Fiddling and diddling
But one of Belichick’s greatest qualities is also the source of what has gotten him into trouble several times in his career.
“They just care about all the little things,” said former fullback Jon Ritchie, who played against the Patriots in Super Bowl XXXIX as a member of the Eagles. “They’ve got this game to such a science that they do more and they worry about more and they fiddle with more parts of the game than anyone else out there.”
In other words, in the eyes of many fans — they’re cheaters.
“We’ll never have the assurance of the truth,” Ritchie said.
SpyGate? Cheaters. DeflateGate? Cheaters. Ineligible receivers? Cheaters. Signing LeGarrette Blount after he was released by Pittsburgh midseason? Cheaters.
“I challenge them on my radio show — what line is the jealousy line and what line is the history line where you understand how great [Belichick] is?” said Kirwan, who hosts on Sirius XM. “Usually when I get them to calm down, they start to think about his achievements and they recognize that he’s one of the great ones.”
Then again, Belichick has brought much of this doubt on himself because of SpyGate, in which he was fined $500,000, the Patriots fined an additional $250,000, and the team lost a first-round draft pick. Hurney gave voice to the legion of doubters who wonder if the Patriots had much of an edge in their three Super Bowl victories, all by 3 points.
As Seahawks cornerback Richard Sherman said last week, “perception is reality.”
“There are people who swear to me that the Patriots taped our practice down in Houston during Super Bowl week,” Hurney said on his radio show in Charlotte. “I can’t prove it. I don’t know. And I hate talking like this because I feel like a bad loser, but it just gnaws at you, and this latest incident brings it back up.”
Former Rams quarterback Kurt Warner, who lost to the Patriots in Super Bowl XXXVI, has his doubts as well.
“By putting himself and his team outside the lines, you’re always going to bring in that little bit of doubt on how much did that help him?” he said.
But one theme seemed to ring true last week no matter how you feel about Belichick and his legacy — much of this latest incident has to do with the hatred and jealousy of Belichick and the Patriots.
“My first thought was, how much success does it take to be so hated, and instantly so guilty?” said Brown, who played on the 2007 Patriots during the SpyGate incident. “This story is really about the Patriots’ success.
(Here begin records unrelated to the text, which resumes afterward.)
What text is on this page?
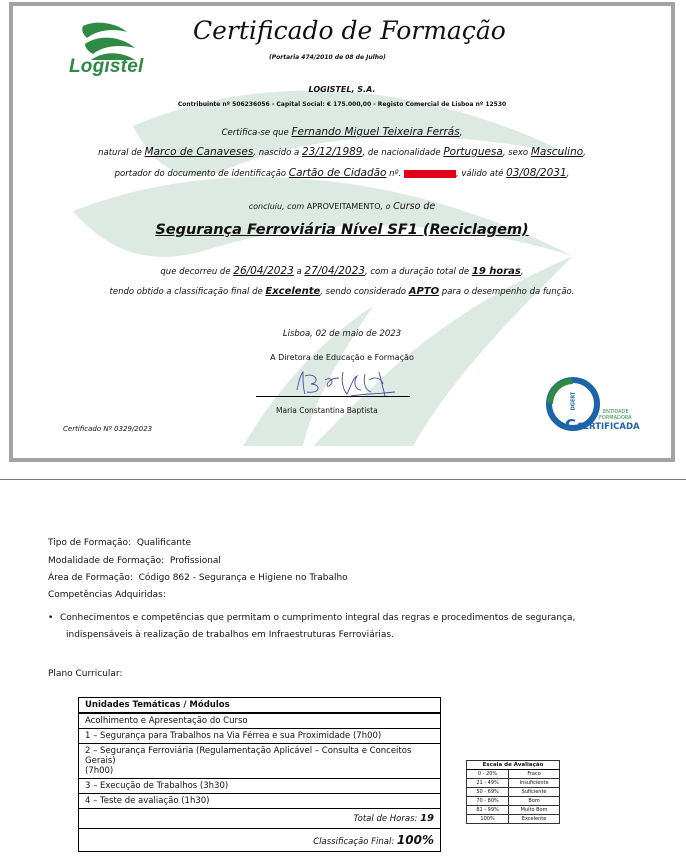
Logistel
Certificado de Formação
(Portaria 474/2010 de 08 de Julho)
LOGISTEL, S.A.
Contribuinte nº 506236056 - Capital Social: € 175.000,00 - Registo Comercial de Lisboa nº 12530
Certifica-se que Fernando Miguel Teixeira Ferrás,
natural de Marco de Canaveses, nascido a 23/12/1989, de nacionalidade Portuguesa, sexo Masculino,
portador do documento de identificação Cartão de Cidadão nº.	, válido até 03/08/2031,
concluiu, com APROVEITAMENTO, o Curso de
Segurança Ferroviária Nível SF1 (Reciclagem)
que decorreu de 26/04/2023 a 27/04/2023, com a duração total de 19 horas,
tendo obtido a classificação final de Excelente, sendo considerado APTO para o desempenho da função.
Lisboa, 02 de maio de 2023
A Diretora de Educação e Formação
Maria Constantina Baptista
Certificado Nº 0329/2023
DGERT
ENTIDADE
FORMADORA
C CERTIFICADA
Tipo de Formação: Qualificante
Modalidade de Formação: Profissional
Área de Formação: Código 862 - Segurança e Higiene no Trabalho
Competências Adquiridas:
• Conhecimentos e competências que permitam o cumprimento integral das regras e procedimentos de segurança,
indispensáveis à realização de trabalhos em Infraestruturas Ferroviárias.
Plano Curricular:
Unidades Temáticas / Módulos
Acolhimento e Apresentação do Curso
1 – Segurança para Trabalhos na Via Férrea e sua Proximidade (7h00)

2 – Segurança Ferroviária (Regulamentação Aplicável – Consulta e Conceitos Gerais)
(7h00)

3 – Execução de Trabalhos (3h30)
4 – Teste de avaliação (1h30)
Total de Horas: 19
Classificação Final: 100%
Escala de Avaliação	
0 - 20%	Fraco
21 - 49%	Insuficiente
50 - 69%	Suficiente
70 - 80%	Bom
81 - 99%	Muito Bom
100%	Excelente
If we’re talking about the Oakland Raiders, this is no story. Could they have overstepped the line? Sure. I’m not ready to proclaim innocence or guilt. But we’re talking about an accepted practice, just as SpyGate was an accepted practice.”
He really cares
Belichick projects an image of indifference and nonconformity, but some of those who know Belichick best believe that he cares about his legacy — or certainly will care when it’s all said and done — and doesn’t want the cheating angle attached to his epitaph. No one cares more about NFL history than Belichick, after all.
“Yeah, I think it does bother him if the perception of him is a negative one,” Kirwan said.
“He’s a lot more human being than everybody sees him,” Brandt added.
Belichick’s detractors also point out that he hasn’t won a Super Bowl since SpyGate. A win over the Seahawks certainly could erase some of the doubters, but Kirwan doesn’t see it that way.
“I don’t think his legacy is affected if he loses this game,” he said. “I think he’s going to the Hall of Fame, and if he’s not a first ballot, then shame on the voters.”